Tuesday, November 30, 2004

Thursday, November 25, 2004

No comments:

For all you powder hounds out there in snowland, Happy Days are almost here once again. Now before you flip out and go buy a truckload of salt, a quick explanation of the map above.

The color band at bottom is "Accumulated Snowcover" in inches over a 12 hour period.
This is the National Weather Service's GFS (Global Forecast System), which can project weather systems and their effects out 372 hours, or 15 days. The atmosphere has begun putting the pieces in place for a slow-at-first transition to winter starting after Thanksgiving, and then a swift plunge into the deep freeze by middle of the month.

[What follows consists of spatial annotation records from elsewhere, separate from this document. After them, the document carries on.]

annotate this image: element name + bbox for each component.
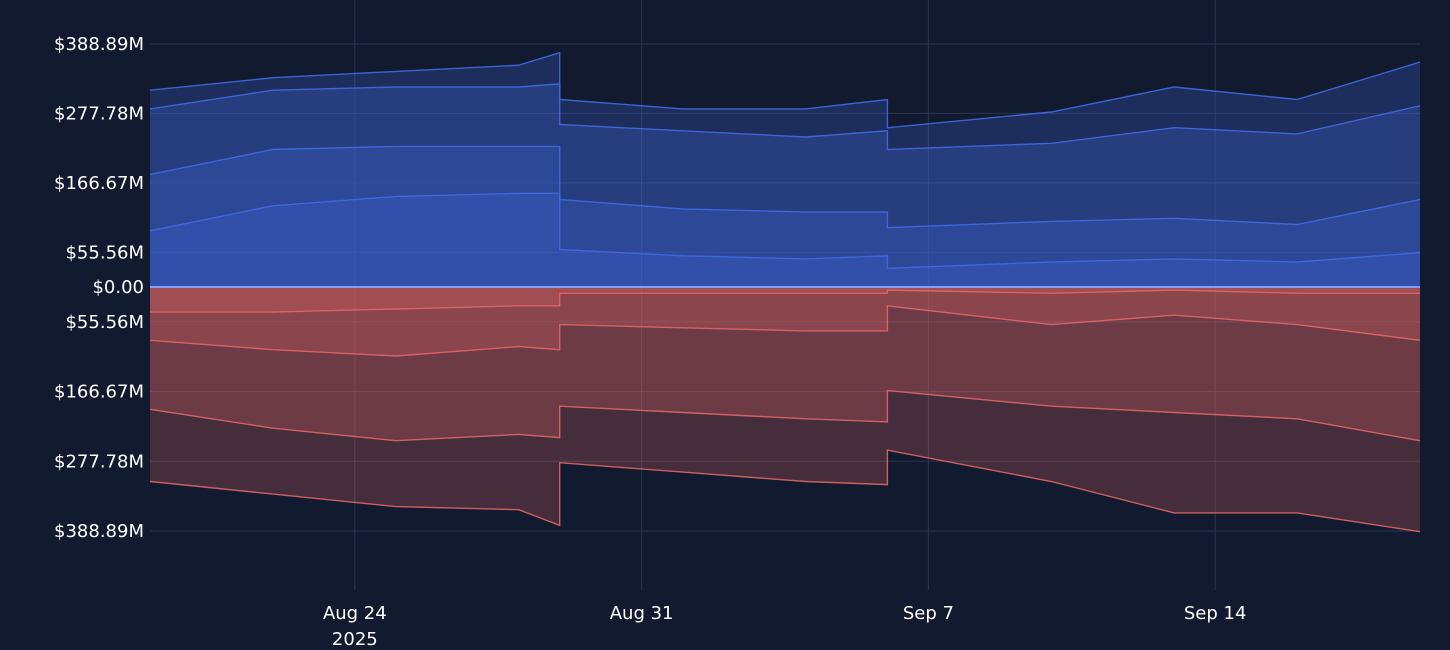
y-tick-label: $277.78M (54, 103, 144, 124)
series-line-0 (149, 51, 1421, 129)
series-area-2 (150, 146, 1420, 287)
series-line-1 (149, 83, 1421, 151)
x-tick-sublabel: 2025 (332, 629, 378, 650)
series-line-6 (149, 389, 1421, 442)
x-tick-label: Aug 24 (323, 603, 387, 624)
y-tick-label: $388.89M (54, 34, 144, 55)
series-line-4 (150, 289, 1420, 313)
series-area-4 (150, 287, 1420, 313)
y-tick-label: $55.56M (65, 312, 144, 333)
series-line-2 (149, 145, 1421, 229)
series-lines (149, 51, 1421, 533)
x-tick-label: Sep 14 (1184, 603, 1247, 624)
x-tick-label: Sep 7 (903, 603, 954, 624)
series-line-7 (149, 449, 1421, 533)
series-area-1 (150, 83, 1420, 288)
y-tick-label: $0.00 (92, 277, 144, 298)
y-tick-label: $277.78M (54, 451, 144, 472)
y-tick-label: $55.56M (65, 242, 144, 263)
y-tick-label: $166.67M (54, 173, 144, 194)
series-area-7 (150, 287, 1420, 532)
y-tick-label: $388.89M (54, 521, 144, 542)
series-area-6 (150, 287, 1420, 441)
series-line-5 (149, 305, 1421, 357)
series-line-3 (149, 192, 1421, 270)
series-area-5 (150, 287, 1420, 356)
series-area-0 (150, 52, 1420, 288)
series-areas (150, 52, 1420, 532)
series-area-3 (150, 193, 1420, 287)
x-tick-label: Aug 31 (610, 603, 674, 624)
x-axis-tick-labels: Aug 24 2025 Aug 31 Sep 7 Sep 14 (323, 603, 1246, 650)
y-axis-tick-labels: $388.89M $277.78M $166.67M $55.56M $0.00 $55.… (54, 34, 144, 542)
gridlines (150, 0, 1420, 590)
y-tick-label: $166.67M (54, 382, 144, 403)
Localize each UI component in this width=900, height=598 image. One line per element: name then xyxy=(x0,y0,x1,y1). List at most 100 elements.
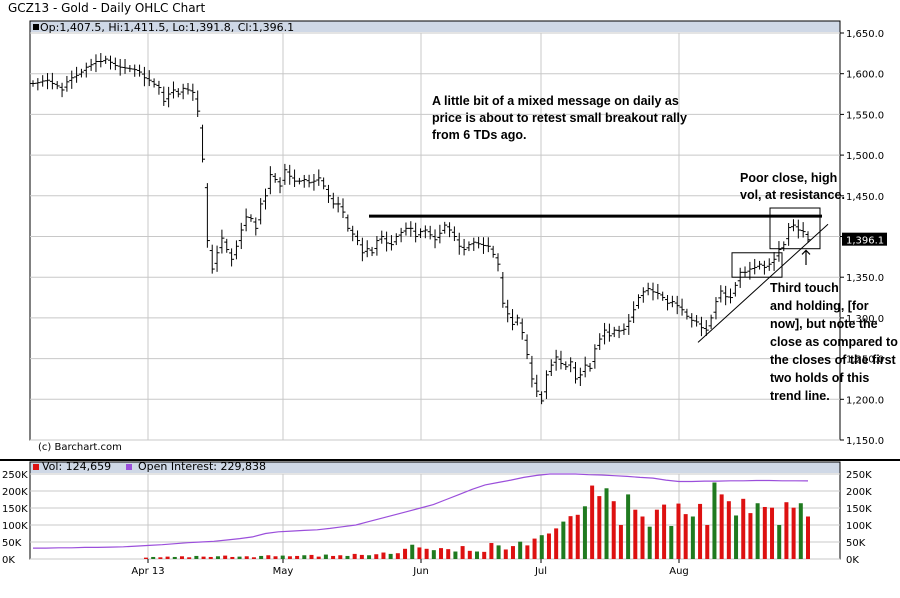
ohlc-bar xyxy=(548,359,554,377)
volume-tick-label-left: 100K xyxy=(2,521,28,532)
axis-ticks: 1,650.01,600.01,550.01,500.01,450.01,400… xyxy=(2,29,887,577)
ohlc-bar xyxy=(398,227,404,243)
volume-tick-label-left: 50K xyxy=(2,538,22,549)
volume-bar xyxy=(489,543,494,559)
ohlc-bar xyxy=(180,83,186,100)
volume-bar xyxy=(215,556,220,559)
last-price-box xyxy=(842,232,887,246)
ohlc-bar xyxy=(413,222,419,243)
ohlc-bar xyxy=(660,291,666,301)
chart-title: GCZ13 - Gold - Daily OHLC Chart xyxy=(8,1,205,15)
volume-bar xyxy=(532,538,537,559)
volume-bar xyxy=(230,556,235,559)
ohlc-bar xyxy=(408,221,414,237)
ohlc-bar xyxy=(602,322,608,345)
ohlc-bar xyxy=(229,248,235,267)
volume-tick-label-left: 150K xyxy=(2,504,28,515)
ohlc-bar xyxy=(393,233,399,246)
volume-bar xyxy=(690,516,695,559)
ohlc-bar xyxy=(35,78,41,91)
volume-bar xyxy=(734,515,739,559)
annotation-line: vol, at resistance. xyxy=(740,188,845,202)
volume-bar xyxy=(151,556,156,559)
volume-bar xyxy=(201,556,206,559)
annotation-boxes xyxy=(697,207,829,343)
ohlc-bar xyxy=(132,64,138,77)
ohlc-bar xyxy=(539,391,545,405)
ohlc-bar xyxy=(335,196,341,213)
ohlc-bar xyxy=(621,323,627,335)
ohlc-bar xyxy=(350,225,356,242)
x-tick-label: Apr 13 xyxy=(131,566,164,577)
volume-bar xyxy=(798,503,803,559)
annotation-line: the closes of the first xyxy=(770,353,897,367)
ohlc-bar xyxy=(776,241,782,262)
ohlc-bar xyxy=(384,231,390,252)
volume-bar xyxy=(575,514,580,559)
ohlc-bar xyxy=(790,219,796,232)
ohlc-bar xyxy=(190,83,196,101)
volume-bar xyxy=(259,555,264,559)
ohlc-bar xyxy=(437,224,443,244)
annotation-notes: A little bit of a mixed message on daily… xyxy=(432,94,898,403)
volume-bar xyxy=(179,556,184,559)
ohlc-bar xyxy=(718,285,724,303)
annotation-line: Poor close, high xyxy=(740,171,837,185)
ohlc-bar xyxy=(88,58,94,71)
ohlc-bar xyxy=(83,62,89,78)
ohlc-bar xyxy=(69,70,75,89)
volume-bar xyxy=(662,504,667,559)
ohlc-bar xyxy=(684,308,690,320)
ohlc-bar xyxy=(78,68,84,78)
ohlc-bar xyxy=(292,169,298,188)
volume-bar xyxy=(287,556,292,559)
volume-bar xyxy=(172,556,177,559)
volume-bar xyxy=(388,553,393,559)
ohlc-bar xyxy=(296,177,302,185)
ohlc-bar xyxy=(524,334,530,360)
ohlc-bar xyxy=(340,198,346,218)
volume-bar xyxy=(446,549,451,559)
price-tick-label: 1,500.0 xyxy=(846,151,884,162)
volume-bar xyxy=(590,485,595,559)
volume-bar xyxy=(618,525,623,559)
ohlc-bar xyxy=(650,282,656,301)
ohlc-bar xyxy=(742,266,748,277)
volume-bar xyxy=(496,545,501,559)
volume-bar xyxy=(165,556,170,559)
ohlc-bar xyxy=(388,235,394,251)
ohlc-bar xyxy=(781,241,787,252)
ohlc-bar xyxy=(316,169,322,186)
volume-bar xyxy=(417,547,422,559)
volume-bar xyxy=(309,554,314,559)
ohlc-bar xyxy=(577,367,583,386)
ohlc-bar xyxy=(146,70,152,87)
ohlc-bar xyxy=(127,65,133,73)
volume-bar xyxy=(338,555,343,559)
volume-bar xyxy=(518,541,523,559)
ohlc-bar xyxy=(795,219,801,239)
ohlc-bar xyxy=(379,230,385,244)
volume-bar xyxy=(770,507,775,559)
volume-bar xyxy=(431,550,436,559)
ohlc-bar xyxy=(582,356,588,378)
ohlc-bar xyxy=(592,344,598,369)
volume-tick-label-left: 250K xyxy=(2,470,28,481)
ohlc-bar xyxy=(282,163,288,185)
ohlc-bar xyxy=(640,287,646,303)
ohlc-bar xyxy=(529,355,535,388)
ohlc-bar xyxy=(519,318,525,340)
volume-bar xyxy=(806,516,810,559)
x-tick-label: Jun xyxy=(412,566,429,577)
annotation-line: trend line. xyxy=(770,389,830,403)
volume-bar xyxy=(352,553,357,559)
volume-bar xyxy=(223,555,228,559)
volume-bar xyxy=(683,514,688,559)
ohlc-bar xyxy=(456,232,462,255)
volume-bar xyxy=(604,488,609,559)
ohlc-bar xyxy=(476,236,482,249)
ohlc-bar xyxy=(568,357,574,373)
volume-bar xyxy=(187,557,192,559)
annotation-line: and holding, [for xyxy=(770,299,869,313)
volume-bar xyxy=(597,496,602,559)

The map above is an early indication that the first measureable snow for the Northeast U.S. may be in the December 4-5 time frame That date seems to be etched in the atmosphere's calendar, for it will be the third year in a row the I-95 corridor saw accumulating snow on or about December 5. The computer models continue to vacillate on whether this storm will be snow or rain, but it is clear a storm of some kind will be heading up the East coast during that time frame.

The only bad news at first glance is that if this minor storm plays out as indicated, it will occur on a Friday night into Sunday morning. That will automatically eliminate any chance for a bonafide "Snow Day" for any school district anywhere. The apparent snowfall looks to be in the 3-6 inch range for central VA, with 1-3 throughout the rest of the area.

The good news is that this far out in the computer models, a lot can change. If the cold we see coming from the 25th to the 5th is more entrenched than expected, perhaps the only worthwhile speculation would be that it is fair to say the computers "see" something snowy brewing for the Dec 4-5 period. It could mean that the eventual storm is stronger, or weaker than predicted. There is one clear signal this map is sending... the computer expects the cold air present at that time to be strong enough to send snow all the way to the VA coast and deep into North Carolina. That is a sign that many, many good days are ahead for those of us who yearn to see fluffy little flakes falling outside our window... only to roll back over, turn off the alarm clock and go back to sleep. (That is, if you're a teacher, and it is a weekday.)


I remain steadfast on the "snow first week of December" rule because I have seen this pattern before. Until the atmosphere makes a wholesale flip to winter, computer models are notorious for having difficulty picking up the minute indications that lead to the flip. Last year was a great example, and you see the same thinking reflected in all your NWS local forecasts for the next 10 days. Even 3 days prior to the 6 inch storm on Friday, Dec 5, 2003... all signs were rain and 45 to 50 degrees. Then on Monday, NWS caught on to the fact that the southern jet was active, and cold high pressure which had built up in Canada, was about to make a charge southward.

Friends, the same situation is setting up again. When we see a low pressure trough developing east of Hawaii, that tends to keep the subtropical jet active by sending moisture and systems across the Gulf of Mexico and into the southeast. This temporarily blocks the southeast movement of cold air, so in this early phase of transition to winter, you end up with snow in Chicago instead of DC. But as we move farther down the calendar, the high pressure ridge off the south Atlantic coast gets beaten down by the continual march of these clipper systems, dragging cold air behind them.

So the ingredients we need for an early to mid December kickoff snowstorm are:
- Active southern jet stream with a low pressure trough east of Hawaii (check)
- Above normal water temps in the Gulf (check)
- Large pool of cold high pressure parked over northern Canada (check)
- A series of southeast moving clippers to unlock the Canadian air (check)
- Weakening ridge off south Atlantic coast (getting there, not quite)

All these forces are setting the stage for what will become a whiplashing sprint from relative mild weather to overnight cold and snow.


This is based on the long term trends as shown by the Global Forecast models. The end game is this... the longer that Arctic air is blocked from entering the eastern U.S., the more likely that once it does make a move, it will stay entrenched for a period of 10 days to 2 weeks, starting around the middle of the month, with record-breaking cold and occasional storms with accumulating snow.

25-30 (Nov) Much colder, windy and dry, with a slow warm up at the end
1-5 Another round of alternating mild and cold, with occasional rain.
6-10 Mild with rain, leading to another shot of cold and windy weather, then snow by the 11th
11-24 Bone shattering onslaught of very cold air with several storms
25-31 Brief mild spell, to be followed by another record cold outbreak into the middle of Jan.

This trend will be closely monitored. You can be sure that you'll be the first to know of any signs
of a "breakout" in the pattern pointing to the first northeast snowstorm.

You have about 2 weeks to stock up on your salt and change your antifreeze.